En esa línea, el Gobierno precisó que el último recorte permanente de retenciones a granos y carnes implicará un costo de unos USD 350 millones hasta fin de año. Además, recordó que desde enero las economías regionales tributan 0%, lo que representó más de USD 50 millones y alcanzó a unas 30 cadenas de valor en todo el país.
El documento destacó que el agro “constituye uno de los grandes motores de la Argentina” y que las exportaciones agroindustriales rondan los USD 48.000 millones anuales. Granos y carnes representan el 75% de esas ventas hacia más de 180 destinos. En el primer semestre de 2025 las colocaciones crecieron 4% en volumen, con subas destacadas en arroz (+109%), trigo (+29%) y girasol (+27%). También se registraron alzas en maíz, cebada y aceite de soja (+4% cada uno).
Las economías regionales también mostraron expansiones: “La forestoindustria creció 36% en volumen, el maní 55%, las legumbres 8%, los limones 23%, el azúcar 145%, los productos vitivinícolas 4% y los cítricos dulces 53%”, puntualizó Agricultura.

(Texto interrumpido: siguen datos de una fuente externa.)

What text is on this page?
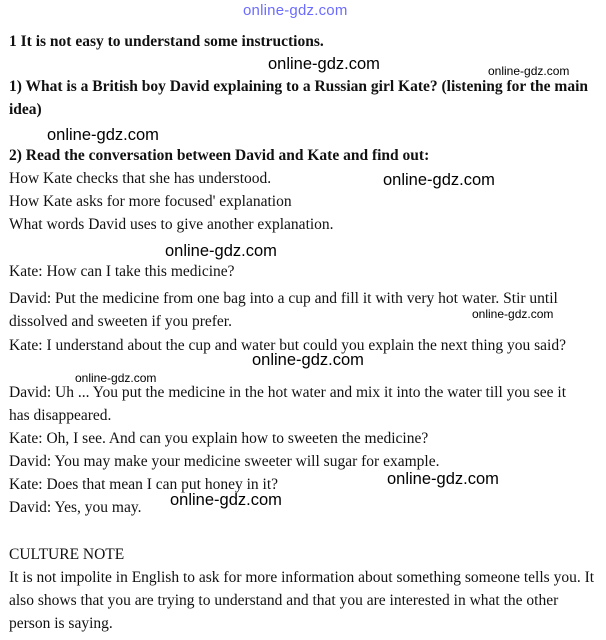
online-gdz.com
1 It is not easy to understand some instructions.
1) What is a British boy David explaining to a Russian girl Kate? (listening for the main idea)
2) Read the conversation between David and Kate and find out:
How Kate checks that she has understood.
How Kate asks for more focused' explanation
What words David uses to give another explanation.
Kate: How can I take this medicine?
David: Put the medicine from one bag into a cup and fill it with very hot water. Stir until dissolved and sweeten if you prefer.
Kate: I understand about the cup and water but could you explain the next thing you said?
David: Uh ... You put the medicine in the hot water and mix it into the water till you see it has disappeared.
Kate: Oh, I see. And can you explain how to sweeten the medicine?
David: You may make your medicine sweeter will sugar for example.
Kate: Does that mean I can put honey in it?
David: Yes, you may.
CULTURE NOTE
It is not impolite in English to ask for more information about something someone tells you. It also shows that you are trying to understand and that you are interested in what the other person is saying.
online-gdz.com	online-gdz.com
online-gdz.com
online-gdz.com
online-gdz.com
online-gdz.com
online-gdz.com
online-gdz.com
online-gdz.com
online-gdz.com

En paralelo, el sector privado advirtió sobre dos efectos derivados de la baja de alícuotas: un aumento en la superficie sembrada de la próxima campaña, con una producción adicional de 13 millones de toneladas (10 millones de soja y 3 millones de maíz) a cosecharse en 2026, y una aceleración de ventas de granos remanentes durante 2025.

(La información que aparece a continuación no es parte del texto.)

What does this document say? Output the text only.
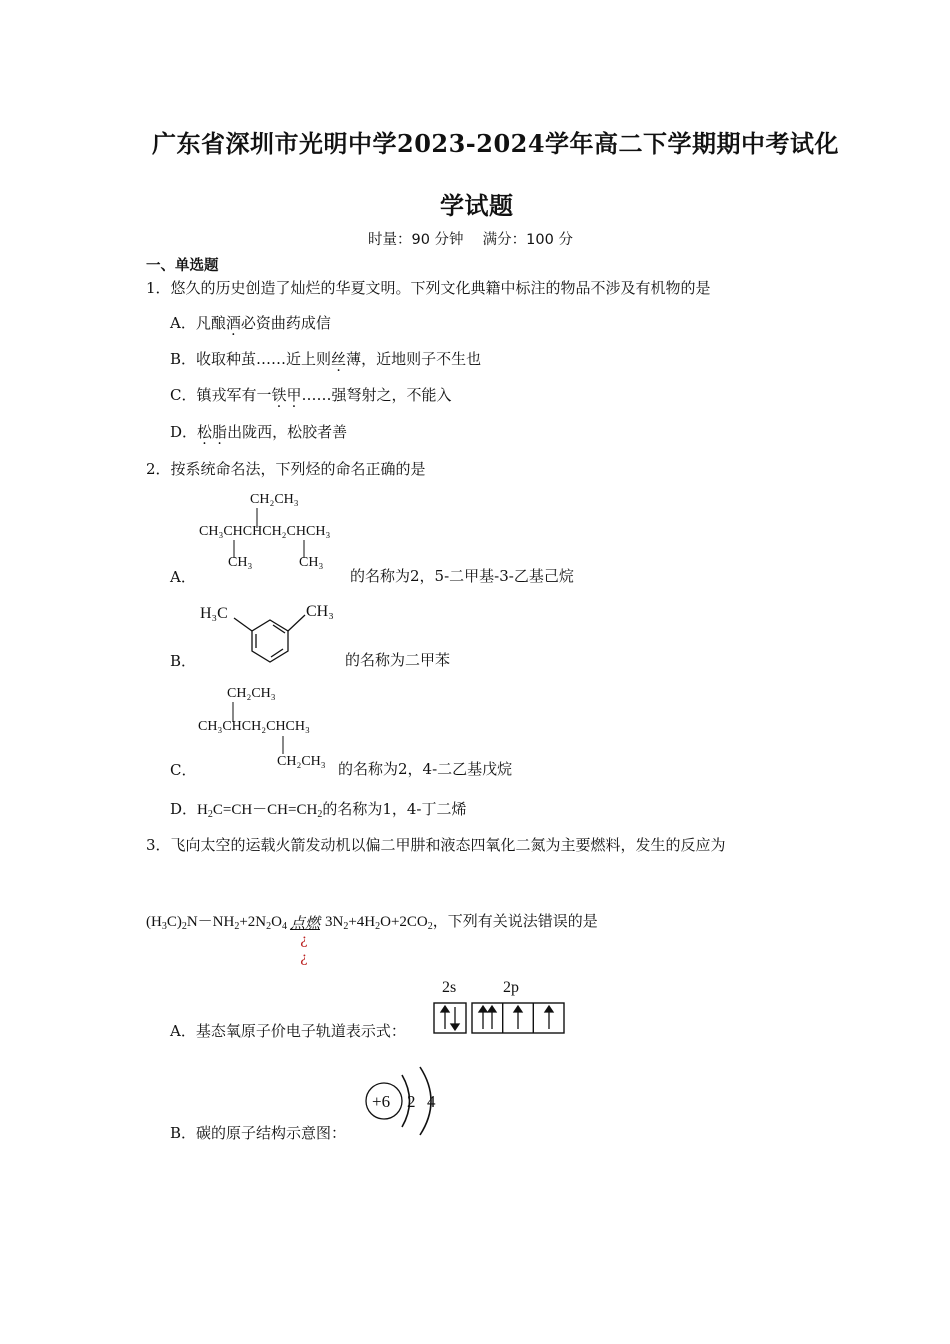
广东省深圳市光明中学2023-2024学年高二下学期期中考试化
学试题
时量：90 分钟　 满分：100 分
一、单选题
1．悠久的历史创造了灿烂的华夏文明。下列文化典籍中标注的物品不涉及有机物的是
A．凡酿酒必资曲药成信
B．收取种茧……近上则丝薄，近地则子不生也
C．镇戎军有一铁甲……强弩射之，不能入
D．松脂出陇西，松胶者善
2．按系统命名法，下列烃的命名正确的是
CH₂CH₃
CH₃CHCHCH₂CHCH₃
CH₃	CH₃
A．	的名称为2，5-二甲基-3-乙基己烷
H₃C	CH₃
B．	的名称为二甲苯
CH₂CH₃
CH₃CHCH₂CHCH₃
CH₂CH₃
C．	的名称为2，4-二乙基戊烷
D．$H_2C=CH-CH=CH_2$的名称为1，4-丁二烯
3．飞向太空的运载火箭发动机以偏二甲肼和液态四氧化二氮为主要燃料，发生的反应为
$(H_3C)_2N-NH_2+2N_2O_4$ 点燃
¿
¿
$3N_2+4H_2O+2CO_2$，下列有关说法错误的是
2s	2p
A．基态氧原子价电子轨道表示式：
+6 2 4
B．碳的原子结构示意图：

El informe también dio cuenta de la caída de las liquidaciones del agro en agosto, que fueron menores incluso a las del año de la sequía de 2023. De acuerdo con la consultora Equilibra, el arrendamiento potencial agropecuario promedió USD 262 por hectárea en las cuatro principales zonas productivas, un 17% más que en julio. La mejora respondió a mejores precios para soja y girasol tras la baja de alícuotas y a la devaluación del tipo de cambio oficial. Sin embargo, el arrendamiento de mercado alcanzó USD 326 por hectárea, dejando una brecha negativa de 20%. El contraste fue notorio entre regiones: el sudeste bonaerense logró revertir la relación hacia un saldo positivo, mientras que el oeste de la provincia mantuvo la mayor divergencia negativa, con -36%.

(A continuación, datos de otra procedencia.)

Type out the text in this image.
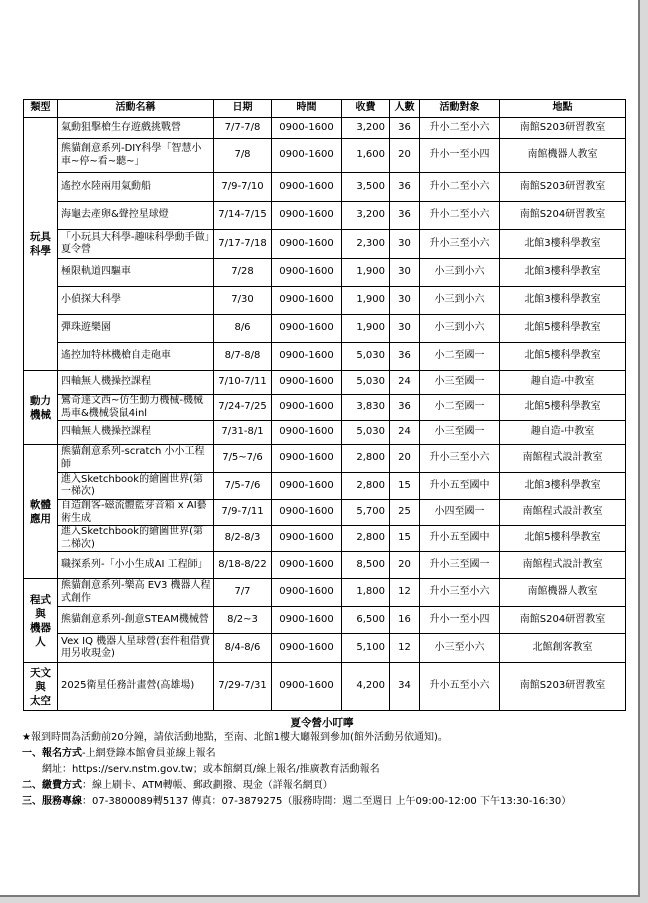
類型	活動名稱	日期	時間	收費	人數	活動對象	地點

玩具
科學	氣動狙擊槍生存遊戲挑戰營	7/7-7/8	0900-1600	3,200	36	升小二至小六	南館S203研習教室
	熊貓創意系列-DIY科學「智慧小車~停~看~聽~」	7/8	0900-1600	1,600	20	升小一至小四	南館機器人教室
	遙控水陸兩用氣動船	7/9-7/10	0900-1600	3,500	36	升小二至小六	南館S203研習教室
	海龜去產卵&聲控星球燈	7/14-7/15	0900-1600	3,200	36	升小二至小六	南館S204研習教室
	「小玩具大科學-趣味科學動手做」夏令營	7/17-7/18	0900-1600	2,300	30	升小三至小六	北館3樓科學教室
	極限軌道四驅車	7/28	0900-1600	1,900	30	小三到小六	北館3樓科學教室
	小偵探大科學	7/30	0900-1600	1,900	30	小三到小六	北館3樓科學教室
	彈珠遊樂園	8/6	0900-1600	1,900	30	小三到小六	北館5樓科學教室
	遙控加特林機槍自走砲車	8/7-8/8	0900-1600	5,030	36	小二至國一	北館5樓科學教室

動力
機械	四軸無人機操控課程	7/10-7/11	0900-1600	5,030	24	小三至國一	趣自造-中教室
	鸞奇達文西~仿生動力機械-機械馬車&機械袋鼠4inl	7/24-7/25	0900-1600	3,830	36	小二至國一	北館5樓科學教室
	四軸無人機操控課程	7/31-8/1	0900-1600	5,030	24	小三至國一	趣自造-中教室

軟體
應用	熊貓創意系列-scratch 小小工程師	7/5~7/6	0900-1600	2,800	20	升小三至小六	南館程式設計教室
	進入Sketchbook的繪圖世界(第一梯次)	7/5-7/6	0900-1600	2,800	15	升小五至國中	北館3樓科學教室
	自造創客-磁流體藍芽音箱 x AI藝術生成	7/9-7/11	0900-1600	5,700	25	小四至國一	南館程式設計教室
	進入Sketchbook的繪圖世界(第二梯次)	8/2-8/3	0900-1600	2,800	15	升小五至國中	北館5樓科學教室
	職探系列-「小小生成AI 工程師」	8/18-8/22	0900-1600	8,500	20	升小三至國一	南館程式設計教室

程式
與
機器
人	熊貓創意系列-樂高 EV3 機器人程式創作	7/7	0900-1600	1,800	12	升小三至小六	南館機器人教室
	熊貓創意系列-創意STEAM機械營	8/2~3	0900-1600	6,500	16	升小一至小四	南館S204研習教室
	Vex IQ 機器人星球營(套件租借費用另收現金)	8/4-8/6	0900-1600	5,100	12	小三至小六	北館創客教室

天文
與
太空	2025衛星任務計畫營(高雄場)	7/29-7/31	0900-1600	4,200	34	升小五至小六	南館S203研習教室
夏令營小叮嚀
★報到時間為活動前20分鐘，請依活動地點，至南、北館1樓大廳報到參加(館外活動另依通知)。
一、報名方式-上網登錄本館會員並線上報名
網址：https://serv.nstm.gov.tw；或本館網頁/線上報名/推廣教育活動報名
二、繳費方式：線上刷卡、ATM轉帳、郵政劃撥、現金（詳報名網頁）
三、服務專線：07-3800089轉5137 傳真：07-3879275（服務時間：週二至週日 上午09:00-12:00 下午13:30-16:30）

Francos, por su parte, incluyó al agro en un repaso sobre los sectores en expansión. “En los primeros seis meses de este año, Argentina exportó 54 millones de toneladas de productos agroindustriales, cifra que implica un aumento del 4,5% en comparación con el mismo lapso del año 2024”, indicó. También resaltó que la industria manufacturera creció 9,3% en junio y la construcción 31% en julio, con un acumulado interanual de 10,9%.